I know I have asked this before, how many of us are hams? Me: WA4JM
kcøjez
First licensed in 1969 at age 11.
TIB
Wow! I thought I was doing good getting my Novice at 14 LOL!
Me too since 1969.
I am a CB Radio operator but I do not my equipment setup currently since I am in a rent house.
KC3BFN, also GMRS WQRR751
WA1NBI (General)....
Got my Novice in 1969 (WN1IYR) when I was 15...was one of the first to get the (then) "new" 2-year Novice permit.....
No roome here for HF stuff, so pretty much limited to VHF (2m/220/450).....
GMRS: WPZW815
KA8FVW formerly N8RWJ since 1974.
KNN7431 in 1965, later KBPG0551 on CB.
First Part 15 since 1962 a Remco Caravelle.
SWL since 1957.
Licensed Dec. 7, 1971- -
30 years after Pearl Harbor, oddly
enough. Age 17. One of the best
things I ever did. Novice in 1971,
Technician and then General in
1972. Advanced in 1973. Changed
from WA1POI to K1BRK in 1999.
During the big CB craze in the 70s,
I picked up KBJK4953 in 1977. I
have an extremely soft spot for
CB but ham radio is where the
operating is. I do 80 meters (3560 kHz)
and 40 metres (7030-7040 kHz) with
simple vintage rigs and QRP (low
power) solid state rigs running about
2 to 10 watts morse code and crystal
control sometimes. I have made contacts on 40 meters with as little
as 300 miliwatts. I have a radio for
the local 220 MHz repeater running
24 hours a day.
This is rapidly turning into an "old radio
place." The Part 15 set-up goes thru
a bunch of vintage radios now - - the
signal doesn't really leave the property.
And I have been trying to restore an
old Gates broadcast board. It seems
like that has been going on for about
10 years and will probably take another
10 years until it's done.
AM and FM broadcast band DXing
since 1967. TV DXing since
1961 at age 7!
Brooce
I would rather be an Advanced than a no-code Extra.

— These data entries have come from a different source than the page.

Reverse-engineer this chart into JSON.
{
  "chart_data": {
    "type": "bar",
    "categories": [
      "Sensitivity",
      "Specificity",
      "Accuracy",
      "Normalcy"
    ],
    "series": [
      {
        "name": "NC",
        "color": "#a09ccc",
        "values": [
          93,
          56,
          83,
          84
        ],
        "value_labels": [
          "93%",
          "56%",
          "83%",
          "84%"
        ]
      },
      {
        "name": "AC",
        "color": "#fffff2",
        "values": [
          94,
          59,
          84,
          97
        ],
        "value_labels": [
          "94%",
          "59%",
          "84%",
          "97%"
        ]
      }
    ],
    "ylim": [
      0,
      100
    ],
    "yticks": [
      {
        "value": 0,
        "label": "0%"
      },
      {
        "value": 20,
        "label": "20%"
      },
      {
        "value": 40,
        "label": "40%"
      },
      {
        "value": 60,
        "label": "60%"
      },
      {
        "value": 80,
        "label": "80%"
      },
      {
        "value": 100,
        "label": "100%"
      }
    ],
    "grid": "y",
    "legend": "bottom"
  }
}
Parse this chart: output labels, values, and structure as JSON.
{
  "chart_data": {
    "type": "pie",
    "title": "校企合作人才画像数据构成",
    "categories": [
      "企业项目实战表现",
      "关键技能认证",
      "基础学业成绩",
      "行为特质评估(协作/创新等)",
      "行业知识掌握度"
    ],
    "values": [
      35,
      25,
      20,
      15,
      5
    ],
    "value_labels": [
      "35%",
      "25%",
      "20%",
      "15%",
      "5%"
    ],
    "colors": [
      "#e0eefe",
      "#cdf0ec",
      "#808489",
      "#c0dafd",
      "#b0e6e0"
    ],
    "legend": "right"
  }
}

Two years as a ham. Working on my General. I do it because I like to learn, not because I want to gab. Cheaper than tech college.
KE0JIT
First licensed in 1977. Passed the code tests for 5, 13, and 20 WPM and landed my extra class ticket.
Was active in ARPSC emergency activities and WARN weather watch but am now lightly engaged in this. Built and operated a 2 meter repeater for backup emergency communications and also for a small club group.
Taught theory for a ham club and proudly count many hams as my former students.
Worked low bands SSB, AM, and RTTY. Not very active at present.
When a youngster I wanted to be a ham but living in a small rural village there were no resources to learn the code so I put this off until 1977. To satisfy my need for radio knowledge I began Part 15 AM radio experiments and broadcasting around 1957. Learned a lot so when I went for the ham license the theory was a snap.